Publicado originalmente no site Balaio do Kotscho
“Jair Bolsonaro não entende, como demonstra a cada dia, os limites que a República impõe ao exercício da Presidência. Trata-se de uma personalidade que combina leviandade com autoritarismo. Será preciso então que as regras do Estado democrático de Direito lhe sejam impingidas de fora para dentro, como os limites que se dão a uma criança”.
Assim começa o editorial “Fantasia de imperador”, publicado na Folha deste sábado, o mais duro ataque já feito pela grande imprensa a esse protótipo de ditador bananeiro.
Após onze meses de horror, ameaças e destruição, o indigitado ocupante do Planalto parte para a ofensiva final contra as instituições democráticas.
São incompatíveis o presidente e a democracia, enxovalhada por atos de pura demência da família imperial e seus ministros, que não passam de asseclas deslumbrados, recrutados em algum manicômio judicial.

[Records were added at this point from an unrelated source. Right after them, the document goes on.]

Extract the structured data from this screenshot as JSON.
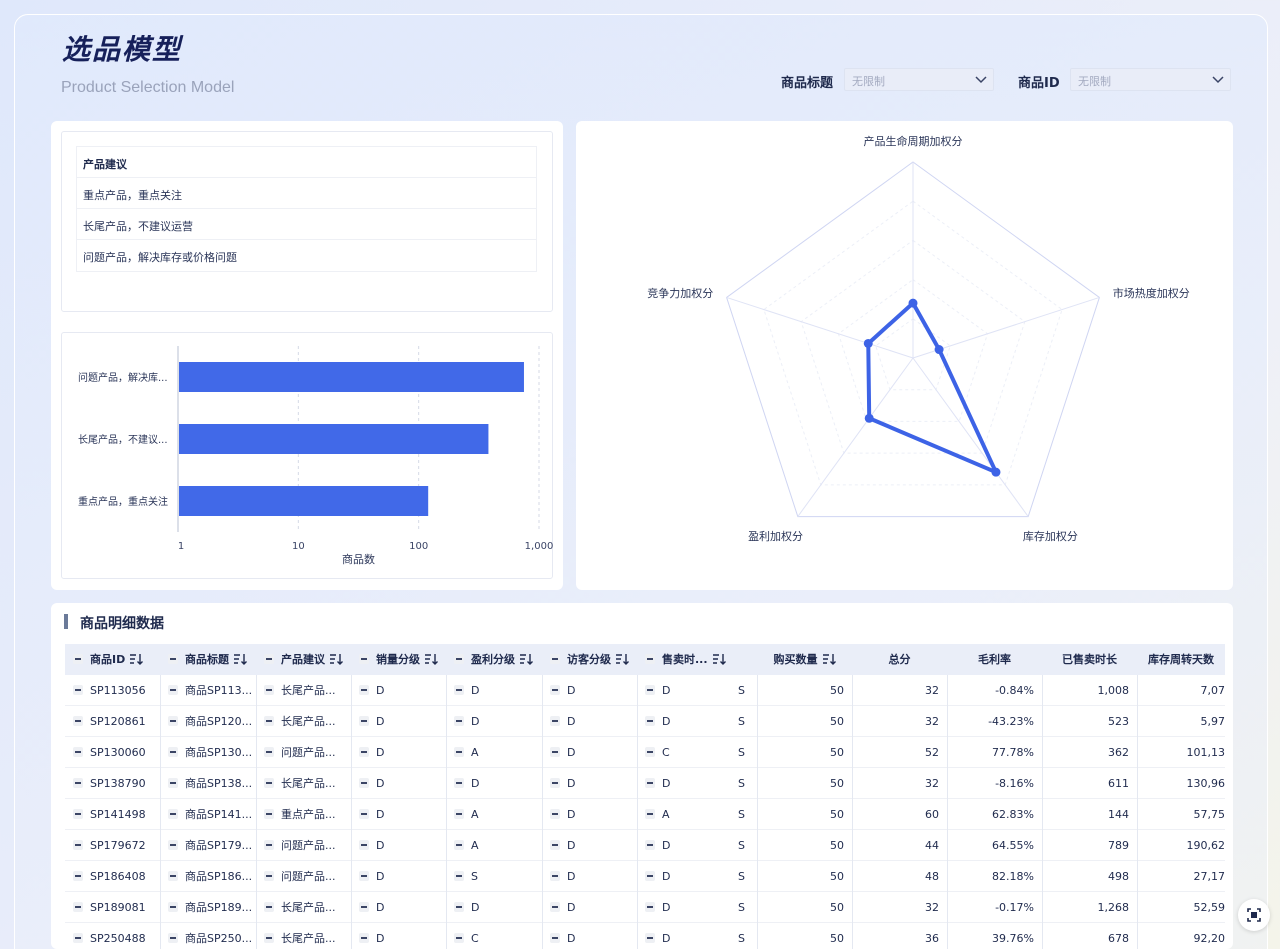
{
  "header": {
    "title": "选品模型",
    "subtitle": "Product Selection Model"
  },
  "filters": [
    {
      "label": "商品标题",
      "value": "无限制"
    },
    {
      "label": "商品ID",
      "value": "无限制"
    }
  ],
  "advice_table": {
    "header": "产品建议",
    "rows": [
      "重点产品，重点关注",
      "长尾产品，不建议运营",
      "问题产品，解决库存或价格问题"
    ]
  },
  "bar_chart": {
    "type": "bar",
    "orientation": "horizontal",
    "x_scale": "log",
    "categories": [
      "问题产品，解决库...",
      "长尾产品，不建议...",
      "重点产品，重点关注"
    ],
    "values": [
      750,
      380,
      120
    ],
    "xlabel": "商品数",
    "x_ticks": [
      "1",
      "10",
      "100",
      "1,000"
    ],
    "color": "#4169e8"
  },
  "radar_chart": {
    "type": "radar",
    "axes": [
      "产品生命周期加权分",
      "市场热度加权分",
      "库存加权分",
      "盈利加权分",
      "竞争力加权分"
    ],
    "values": [
      0.28,
      0.14,
      0.72,
      0.38,
      0.24
    ],
    "max": 1,
    "color": "#3d63e6"
  },
  "detail": {
    "title": "商品明细数据",
    "columns": [
      "商品ID",
      "商品标题",
      "产品建议",
      "销量分级",
      "盈利分级",
      "访客分级",
      "售卖时...",
      "",
      "购买数量",
      "总分",
      "毛利率",
      "已售卖时长",
      "库存周转天数"
    ],
    "rows": [
      [
        "SP113056",
        "商品SP113...",
        "长尾产品...",
        "D",
        "D",
        "D",
        "D",
        "S",
        "50",
        "32",
        "-0.84%",
        "1,008",
        "7,07"
      ],
      [
        "SP120861",
        "商品SP120...",
        "长尾产品...",
        "D",
        "D",
        "D",
        "D",
        "S",
        "50",
        "32",
        "-43.23%",
        "523",
        "5,97"
      ],
      [
        "SP130060",
        "商品SP130...",
        "问题产品...",
        "D",
        "A",
        "D",
        "C",
        "S",
        "50",
        "52",
        "77.78%",
        "362",
        "101,13"
      ],
      [
        "SP138790",
        "商品SP138...",
        "长尾产品...",
        "D",
        "D",
        "D",
        "D",
        "S",
        "50",
        "32",
        "-8.16%",
        "611",
        "130,96"
      ],
      [
        "SP141498",
        "商品SP141...",
        "重点产品...",
        "D",
        "A",
        "D",
        "A",
        "S",
        "50",
        "60",
        "62.83%",
        "144",
        "57,75"
      ],
      [
        "SP179672",
        "商品SP179...",
        "问题产品...",
        "D",
        "A",
        "D",
        "D",
        "S",
        "50",
        "44",
        "64.55%",
        "789",
        "190,62"
      ],
      [
        "SP186408",
        "商品SP186...",
        "问题产品...",
        "D",
        "S",
        "D",
        "D",
        "S",
        "50",
        "48",
        "82.18%",
        "498",
        "27,17"
      ],
      [
        "SP189081",
        "商品SP189...",
        "长尾产品...",
        "D",
        "D",
        "D",
        "D",
        "S",
        "50",
        "32",
        "-0.17%",
        "1,268",
        "52,59"
      ],
      [
        "SP250488",
        "商品SP250...",
        "长尾产品...",
        "D",
        "C",
        "D",
        "D",
        "S",
        "50",
        "36",
        "39.76%",
        "678",
        "92,20"
      ]
    ]
  },
  "icons": {
    "filter_chevron": "chevron-down-icon",
    "sort": "sort-icon",
    "collapse": "minus-icon",
    "fullscreen": "fullscreen-icon"
  }
}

Apesar de dar seguidas demonstrações de insanidade, durante a campanha eleitoral e em seus trinta anos como parlamentar do baixo clero, depois de ter sido afastado do Exército por insubordinação, este desqualificado foi tratado com extrema indulgência pelos profissionais da mídia, que não alertou o país sobre o perigo que estávamos correndo com a sua eleição fraudada.
No segundo turno, trataram o professor e o ex-tenente como se fossem iguais, e não os representantes de dois pólos absolutamente opostos: o da civilização e o da barbárie anunciada.
Fui muito criticado por alguns leitores, quando a campanha começou, por dar espaço ao então inexpressivo e folclórico candidato, que ninguém levava a sério.
“Você fica dando muito espaço para esse cara, sem partido nem tempo de TV, que não tem a menor condição de chegar ao segundo turno”, me diziam.
Por conhecer bem a sua história e ter informações de empresas que monitoram as redes sociais, eu chamava a atenção para o grande esquema que estava sendo montado no submundo da internet, já antes da facada de Juiz de Fora e da prisão de Lula, os dois episódios que o levaram à liderança nas pesquisas e à vitória.
No dia mesmo da posse, com o filho Carluxo 02, chefe das milícias virtuais, empoleirado no Rolls-Royce presidencial, já dava para ter uma pequena ideia do desastre que nos aguardava.
Tratado pela imprensa como um ser exótico, mas inofensivo, Bolsonaro se cercou de generais (são mais de 2,5 mil militares no governo) e olavetes alucinados, a quem entregou Educação, Cultura e o Itamaraty.
Nunca um “astrólogo filosófico” como Olavo de Carvalho, caçador de ursos nos Estados Unidos e comparsa de Steve Bannon, o guru de Trump, havia nomeado tanta gente na história da humanidade.
A elite brasileira achava tudo meio estranho, mas ficou feliz com a entrega da política econômica, de porteira fechada, a um dos seus, o economista Paulo Guedes, um bufão que nunca foi levado a sério pela academia nem pelos seus pares do mercado financeiro.
Tendo como modelos o Brasil da ditadura militar de Brilhante Ustra, o Chile de Pinochet e os Estados Unidos do amigo Trump, ficaram pendurados na brocha, sem saber como tirar a economia do atoleiro.
Assim como se elegeram, governam por fake news, vendendo ilusões à sua seita de fanáticos.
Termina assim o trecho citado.